El presidente de Estados Unidos, Donald Trump, mantiene intacta su intención de erradicar el narcotráfico y avanza hacia una nueva fase de su ofensiva global contra las drogas. Tras presumir del descabezamiento de una de las mayores organizaciones criminales del mundo con la detención del presidente de Venezuela, Nicolás Maduro, el mandatario estadounidense ha anunciado que su Administración se prepara ahora para atacar las rutas terrestres del tráfico de estupefacientes.
Durante una entrevista concedida a Fox News, con el presentador Sean Hannity, Trump ha asegurado que su Gobierno ha logrado erradicar el 97% de las drogas que entraban por vía marítima y ha adelantado un nuevo endurecimiento de la estrategia. «Hemos eliminado casi todo lo que entraba por agua y ahora vamos a empezar a atacar por tierra«, afirmó.
El presidente no ha ofrecido detalles sobre el alcance de esos ataques ni sobre los territorios en los que podrían producirse. Tampoco ha aclarado si se refería a nuevas operaciones militares en suelo venezolano o si contempla intervenciones directas en México. «En cuanto a los cárteles, estos controlan México», ha incidido, antes de añadir que «es muy triste ver lo que le ha pasado a ese país, pero los cárteles lo controlan y matan a entre 250.000 y 300.000 personas cada año».
Trump suele emplear esa cifra para referirse a las muertes por sobredosis en Estados Unidos, aunque la mayoría de esos fallecimientos están vinculados al fentanilo y otros opioides. Estas drogas se fabrican principalmente en México a partir de precursores químicos procedentes de China, un factor clave en la escalada del conflicto antidroga impulsado por la Casa Blanca.

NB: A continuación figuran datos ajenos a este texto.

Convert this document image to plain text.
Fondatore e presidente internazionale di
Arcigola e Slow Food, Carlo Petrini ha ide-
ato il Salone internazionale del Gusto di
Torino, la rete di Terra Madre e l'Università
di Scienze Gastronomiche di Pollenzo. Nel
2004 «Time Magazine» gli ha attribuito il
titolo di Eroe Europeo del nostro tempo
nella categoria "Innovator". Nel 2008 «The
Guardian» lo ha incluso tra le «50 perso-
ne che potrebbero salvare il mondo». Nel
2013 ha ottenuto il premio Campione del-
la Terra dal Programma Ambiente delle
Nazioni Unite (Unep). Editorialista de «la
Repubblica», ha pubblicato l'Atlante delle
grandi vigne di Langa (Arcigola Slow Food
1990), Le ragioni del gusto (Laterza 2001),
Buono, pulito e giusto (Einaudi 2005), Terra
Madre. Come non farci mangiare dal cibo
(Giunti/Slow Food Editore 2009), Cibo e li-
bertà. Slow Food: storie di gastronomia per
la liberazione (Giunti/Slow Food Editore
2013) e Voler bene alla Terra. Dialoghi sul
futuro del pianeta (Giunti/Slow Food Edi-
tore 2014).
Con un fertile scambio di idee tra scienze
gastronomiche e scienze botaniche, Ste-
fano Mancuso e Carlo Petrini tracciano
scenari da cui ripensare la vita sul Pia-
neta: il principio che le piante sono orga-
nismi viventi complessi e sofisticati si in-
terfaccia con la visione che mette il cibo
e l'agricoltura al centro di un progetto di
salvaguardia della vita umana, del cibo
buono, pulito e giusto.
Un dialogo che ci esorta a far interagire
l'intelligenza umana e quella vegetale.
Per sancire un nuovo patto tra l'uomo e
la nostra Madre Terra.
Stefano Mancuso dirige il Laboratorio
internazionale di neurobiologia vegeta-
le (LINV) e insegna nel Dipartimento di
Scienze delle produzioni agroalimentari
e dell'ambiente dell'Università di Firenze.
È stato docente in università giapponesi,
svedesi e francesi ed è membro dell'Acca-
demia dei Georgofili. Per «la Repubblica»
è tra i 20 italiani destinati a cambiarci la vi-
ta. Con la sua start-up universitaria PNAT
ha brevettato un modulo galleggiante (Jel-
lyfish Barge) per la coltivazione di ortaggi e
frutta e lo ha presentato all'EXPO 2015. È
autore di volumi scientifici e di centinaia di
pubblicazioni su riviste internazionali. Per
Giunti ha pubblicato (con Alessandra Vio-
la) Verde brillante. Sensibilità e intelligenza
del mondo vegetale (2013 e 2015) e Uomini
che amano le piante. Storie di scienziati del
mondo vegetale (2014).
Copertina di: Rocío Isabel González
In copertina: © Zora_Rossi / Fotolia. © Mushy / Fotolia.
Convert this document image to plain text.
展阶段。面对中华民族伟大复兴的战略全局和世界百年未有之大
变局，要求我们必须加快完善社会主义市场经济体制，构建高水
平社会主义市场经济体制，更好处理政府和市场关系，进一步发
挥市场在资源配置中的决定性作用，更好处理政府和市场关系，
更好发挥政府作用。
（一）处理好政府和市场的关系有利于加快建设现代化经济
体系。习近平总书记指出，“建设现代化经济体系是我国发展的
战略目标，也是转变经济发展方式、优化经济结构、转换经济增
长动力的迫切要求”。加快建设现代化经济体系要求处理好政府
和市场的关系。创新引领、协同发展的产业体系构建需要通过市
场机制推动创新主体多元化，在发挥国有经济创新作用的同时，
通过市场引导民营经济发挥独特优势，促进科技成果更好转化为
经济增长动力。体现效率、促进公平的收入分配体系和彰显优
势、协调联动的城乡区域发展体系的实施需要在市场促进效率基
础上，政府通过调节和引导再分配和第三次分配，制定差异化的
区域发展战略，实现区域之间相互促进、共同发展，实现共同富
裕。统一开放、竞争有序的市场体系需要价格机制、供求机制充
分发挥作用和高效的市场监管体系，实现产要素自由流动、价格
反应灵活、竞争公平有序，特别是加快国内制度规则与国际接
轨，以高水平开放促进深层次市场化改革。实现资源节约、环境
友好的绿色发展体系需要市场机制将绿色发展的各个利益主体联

Estados Unidos declaró la guerra abierta al narcotráfico el pasado verano con el lanzamiento de la operación Lanza del Sur. Desde entonces, ha desplegado más de 14.000 soldados y una potente flota de guerra frente a las costas venezolanas, el mayor despliegue militar estadounidense en la región en décadas. Desde septiembre, el Ejército ha bombardeado cerca de una treintena de narcolanchas, en aguas del Caribe y del Pacífico.
Durante la entrevista, Trump también ha desvelado que la próxima semana prevé reunirse en Washington con la líder opositora venezolana María Corina Machado. «Entiendo que vendrá la próxima semana y espero poder saludarla», ha señalado.
El presidente estadounidense, abstemio y declarado enemigo de las drogas tras la muerte de su hermano por alcoholismo, ha vuelto a cargar contra el impacto social de la droga. «Las drogas son horribles. Son devastadoras. Las familias pierden a un hijo o a un padre. Hemos hecho un gran trabajo. Lo estamos reduciendo. Las cifras estaban fuera de control, pero están bajando, igual que la frontera«, ha afirmado.
Trump no precisó a qué frontera se refería, aunque todo apunta a la que separa Estados Unidos de México. «La frontera fue un desastre total durante años. Esta vez lo hicimos aún mejor. Era una frontera como ninguna otra en la historia. Cualquiera podía entrar sin más. Ahora está aparentemente muy cerrada. Nadie entra, nadie lo intenta», ha concluido.